Между прочим, одно критическое замечание мы бы сделали с точки зрения подлинных намерений самого же Вл. Соловьева. Дело в том, что в своем понимании последней конкретности как «сущего всеединства», т. е. всеединства, взятого в его неделимой субстанции, Вл. Соловьев опять-таки недостаточно четко проводит различие между монотеизмом и политеизмом.

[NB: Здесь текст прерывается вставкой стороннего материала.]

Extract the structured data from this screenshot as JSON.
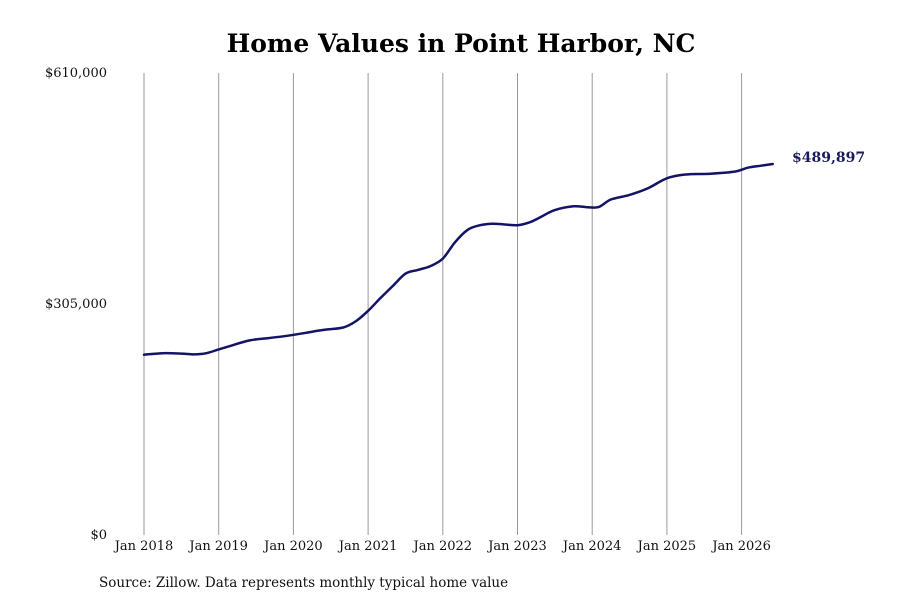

Особенно ярко бросается в глаза пантеистический характер термина «история». Ведь если бог есть все и это все рассматривается как всякое становление, то, не употребляя никаких оговорок, и такого рода историю тоже необходимо будет представлять в виде не чего иного, как все того же божества, но только данного в своем становлении. Становление божества тоже будет божеством, только что рассмотренным в одном специальном отношении. Сам Вл. Соловьев, конечно, ни в каком смысле, как мы уже сказали, не был пантеистом, так как он был ревностным защитником христианства, которое является строжайшим монотеизмом. Но Вл. Соловьев в своей философии далеко не всегда употреблял слова и термины, которые выражали бы философскую сущность его идей вполне адекватно. Здесь в конце трактата «Критика отвлеченных начал» он в своих поисках неотвлеченного начала дает повод для возможного пантеистического истолкования его теории истории. Однако объективно настроенный исследователь Вл. Соловьева прекрасно видит, где у него монотеизм и где у него пантеизм, а также и то, какой смысл приобретают у него восторженно употребляемые им термины. Рассуждения об истории в конце «Критики отвлеченных начал» заканчиваются пантеистическим аккордом, пожалуй, скорее только в словесном смысле, но вовсе не являются совсем несвойственным ему пантеизмом.